Authors’ Involvement:
John Paul Owens worked for five years in Benin on a soybean production project financed by USAID and administered through Catholic Relief Services. The project promoted soybeans production as a nutritional additive to the local food staple. When the project began, soybeans were almost an unknown crop in Benin. The project achieved its success by working with the regional and local extension offices as well as with the women' groups. The extension model involved instruction, field demonstrations and seed distribution. Today soybeans are abundant in Benin and the Songhai Center processes soybean for oil and foods. Mr. Owens has visited the Songhai Center and remains in contact with the Beninese extension agency (Ministry of Agriculture), University of Benin and US Peace Corps Benin.

Dr. Michelle Eley can travel to Liberia to tour the Center and speak with Center’s leaders and program participants to understand how the Center is being operated (e.g., institutional capacity, farming methods, techniques, and/or practices being taught, audience being served, benefits & potential problems with the model, research and development activities etc.) and document the similarities and differences between this Center and one in Benin. Dr. Eley has worked extensively with a non-profit organization that has helped to provide quality education for youth in Brewerville and Bopolu (Liberia) for over a century now.

Data and Methods: 
Through literature reviews, published reports, unpublished reports and contact with the Centers, researchers will identify organizational, educational, technical and funding factors that contribute to the success of the Songhai Center. Case studies conducted with Center personnel and trained farmers would be the optimal sources of data. Dr. Eley will conduct the field work in Liberia and Mr. Owens and one graduate student will conduct the field work in Benin. Both will conclude the fieldwork in Benin.

Expected Results: 
The case study review could explain how the Center works as a sustainable agriculture model and the feasibility of using this model in other West African countries.
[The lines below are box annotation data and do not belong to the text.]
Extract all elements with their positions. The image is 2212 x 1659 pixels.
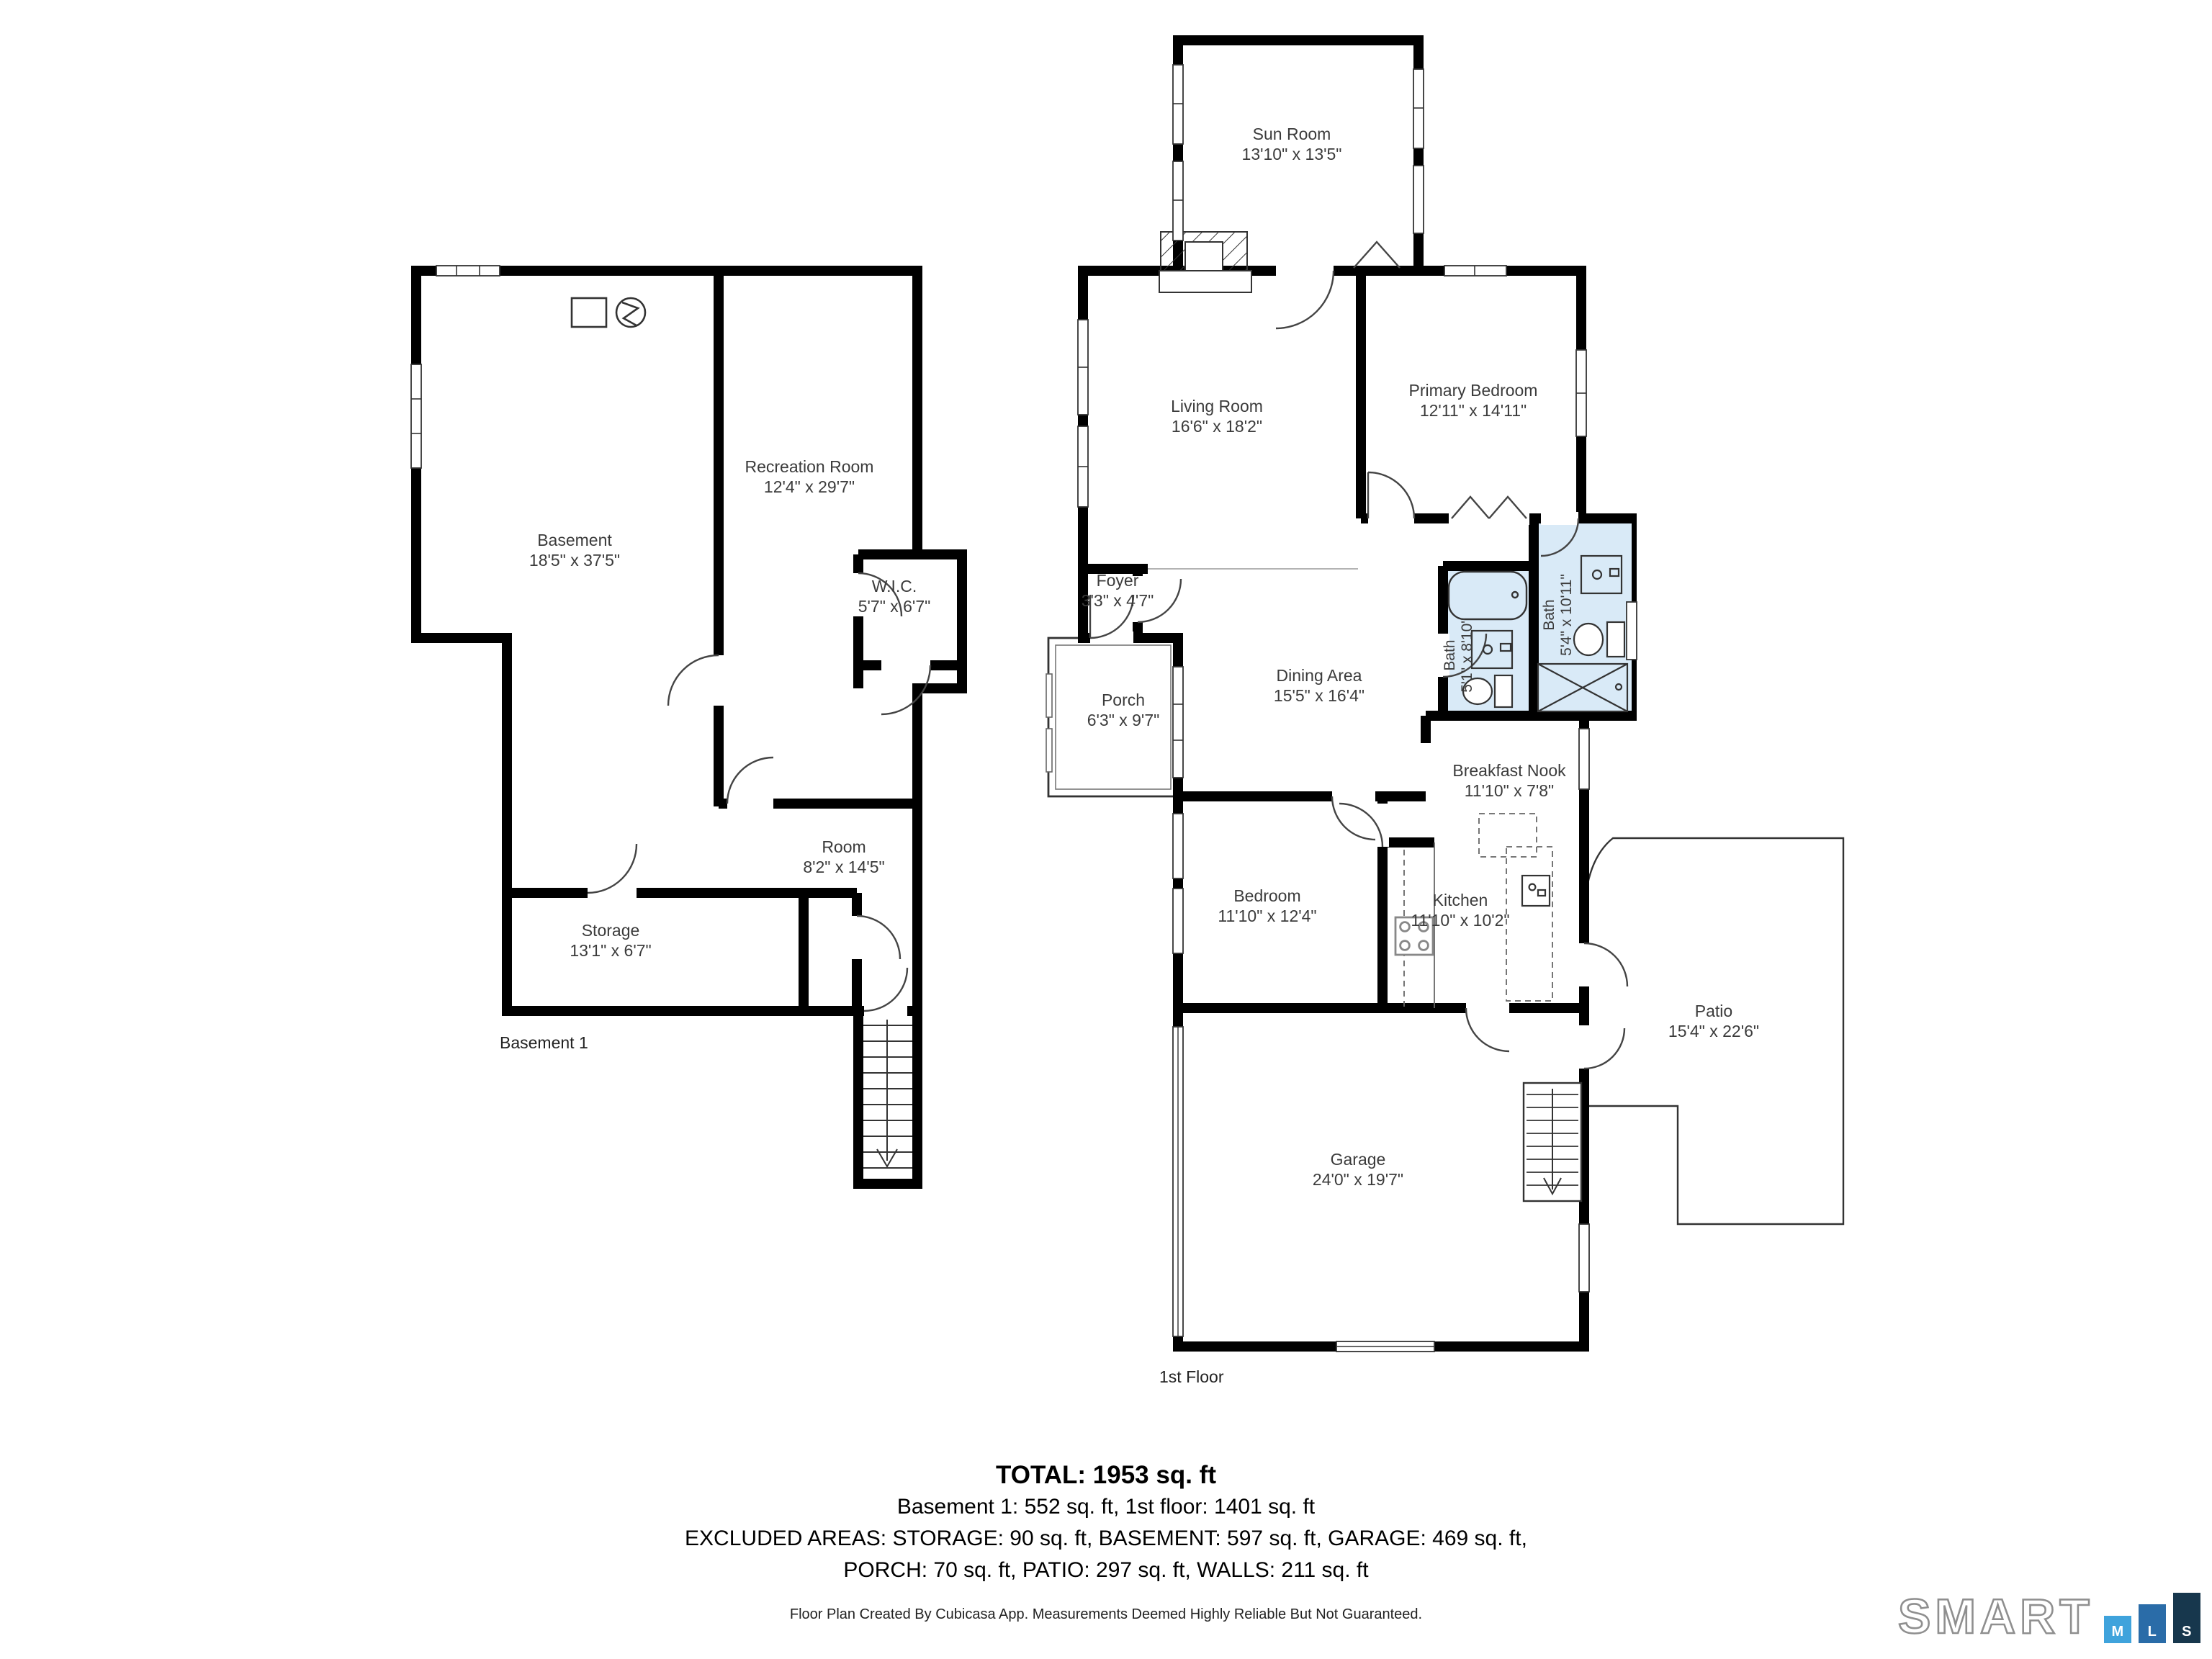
room-label-primary-bedroom: Primary Bedroom 12'11" x 14'11" <box>1358 383 1588 422</box>
room-dims: 5'4" x 10'11" <box>1558 546 1575 684</box>
mls-logo-bars: M L S <box>2104 1593 2200 1643</box>
smartmls-logo: SMART M L S <box>1898 1591 2200 1643</box>
room-dims: 3'3" x 4'7" <box>1046 593 1190 612</box>
room-label-bedroom: Bedroom 11'10" x 12'4" <box>1152 889 1382 927</box>
room-dims: 13'10" x 13'5" <box>1177 146 1407 166</box>
room-label-foyer: Foyer 3'3" x 4'7" <box>1046 573 1190 612</box>
room-label-bath-1: Bath 5'1" x 8'10" <box>1442 590 1476 720</box>
room-label-porch: Porch 6'3" x 9'7" <box>1037 693 1210 732</box>
room-dims: 15'5" x 16'4" <box>1204 688 1434 707</box>
floor-label-basement-1: Basement 1 <box>500 1035 588 1053</box>
room-name: Room <box>772 840 916 859</box>
room-dims: 15'4" x 22'6" <box>1599 1023 1829 1043</box>
room-dims: 11'10" x 10'2" <box>1374 912 1547 932</box>
room-dims: 8'2" x 14'5" <box>772 859 916 878</box>
room-label-patio: Patio 15'4" x 22'6" <box>1599 1004 1829 1043</box>
floor-areas-text: Basement 1: 552 sq. ft, 1st floor: 1401 … <box>0 1495 2212 1519</box>
room-name: Primary Bedroom <box>1358 383 1588 403</box>
room-name: Living Room <box>1102 399 1332 418</box>
floor-plan-page: Basement 18'5" x 37'5" Recreation Room 1… <box>0 0 2212 1659</box>
room-label-kitchen: Kitchen 11'10" x 10'2" <box>1374 893 1547 932</box>
room-label-sun-room: Sun Room 13'10" x 13'5" <box>1177 127 1407 166</box>
room-label-breakfast-nook: Breakfast Nook 11'10" x 7'8" <box>1394 763 1624 802</box>
room-name: Garage <box>1243 1152 1473 1172</box>
room-label-garage: Garage 24'0" x 19'7" <box>1243 1152 1473 1191</box>
room-name: Sun Room <box>1177 127 1407 146</box>
room-name: Dining Area <box>1204 668 1434 688</box>
room-name: Bath <box>1442 590 1459 720</box>
room-name: Patio <box>1599 1004 1829 1023</box>
room-dims: 12'4" x 29'7" <box>694 479 925 498</box>
mls-bar-s: S <box>2173 1593 2200 1643</box>
room-label-bath-2: Bath 5'4" x 10'11" <box>1541 546 1575 684</box>
room-label-dining-area: Dining Area 15'5" x 16'4" <box>1204 668 1434 707</box>
room-dims: 24'0" x 19'7" <box>1243 1172 1473 1191</box>
room-label-storage: Storage 13'1" x 6'7" <box>495 923 726 962</box>
excluded-areas-text-1: EXCLUDED AREAS: STORAGE: 90 sq. ft, BASE… <box>0 1527 2212 1551</box>
room-label-basement: Basement 18'5" x 37'5" <box>459 533 690 572</box>
stairs-icon-first-floor <box>1524 1083 1581 1201</box>
room-dims: 5'7" x 6'7" <box>822 598 966 618</box>
room-dims: 18'5" x 37'5" <box>459 552 690 572</box>
room-dims: 13'1" x 6'7" <box>495 943 726 962</box>
room-dims: 16'6" x 18'2" <box>1102 418 1332 438</box>
floor-plan-drawing <box>0 0 2212 1659</box>
room-name: Porch <box>1037 693 1210 712</box>
room-name: W.I.C. <box>822 579 966 598</box>
mls-bar-m: M <box>2104 1616 2131 1643</box>
room-dims: 11'10" x 12'4" <box>1152 908 1382 927</box>
room-name: Kitchen <box>1374 893 1547 912</box>
room-label-wic: W.I.C. 5'7" x 6'7" <box>822 579 966 618</box>
room-dims: 12'11" x 14'11" <box>1358 403 1588 422</box>
room-label-room: Room 8'2" x 14'5" <box>772 840 916 878</box>
excluded-areas-text-2: PORCH: 70 sq. ft, PATIO: 297 sq. ft, WAL… <box>0 1558 2212 1583</box>
room-name: Recreation Room <box>694 459 925 479</box>
room-label-recreation-room: Recreation Room 12'4" x 29'7" <box>694 459 925 498</box>
disclaimer-text: Floor Plan Created By Cubicasa App. Meas… <box>0 1607 2212 1623</box>
room-name: Breakfast Nook <box>1394 763 1624 783</box>
smart-logo-word: SMART <box>1898 1591 2094 1643</box>
room-dims: 11'10" x 7'8" <box>1394 783 1624 802</box>
room-label-living-room: Living Room 16'6" x 18'2" <box>1102 399 1332 438</box>
basement-plan <box>411 266 962 1184</box>
room-name: Bedroom <box>1152 889 1382 908</box>
room-name: Basement <box>459 533 690 552</box>
room-dims: 5'1" x 8'10" <box>1459 590 1476 720</box>
room-name: Storage <box>495 923 726 943</box>
room-name: Foyer <box>1046 573 1190 593</box>
floor-label-1st-floor: 1st Floor <box>1159 1370 1224 1387</box>
room-name: Bath <box>1541 546 1558 684</box>
room-dims: 6'3" x 9'7" <box>1037 712 1210 732</box>
total-area-text: TOTAL: 1953 sq. ft <box>0 1460 2212 1491</box>
mls-bar-l: L <box>2139 1604 2166 1643</box>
The case study will concentrate on:

- Sustainable agriculture practices including recycling and post harvest practices
- Training models
- Creating viable agricultural enterprises
- Enrollment
- Support for and training of staff
- Funding and revenue sources
- Center expansion plans
- Inclusion of underrepresented groups

Importance to MEAS future efforts:
The Songhai Center was built on premise that not only are technical skills in agriculture are needed, but a cultural change is necessary as well. The Songhai Center operations can be divided into three key areas: agricultural and entrepreneurial training; production units and research and development into sustainable agricultural practices. For MEAS project, it is important for the team to understand how the model is being implemented and where the divisions overlap. The Songhai Center has the potential to serve as a training program model for West Africa and other parts of the world. Focusing on Liberia is important because after a long and debilitating civil war, the country has become very dependent on donor support. Establishment of the Songhai Center in Bensonville would give them an opportunity to provide vocational/entrepreneurship training for their people and better utilize the opportunities that are available to them. This case study will allow us to understand what aspects of their program structure are transferrable in different contexts and what lessons they have learned using this approach, notably in the field of agricultural education and how the adoption of this model can be financially sustained over time.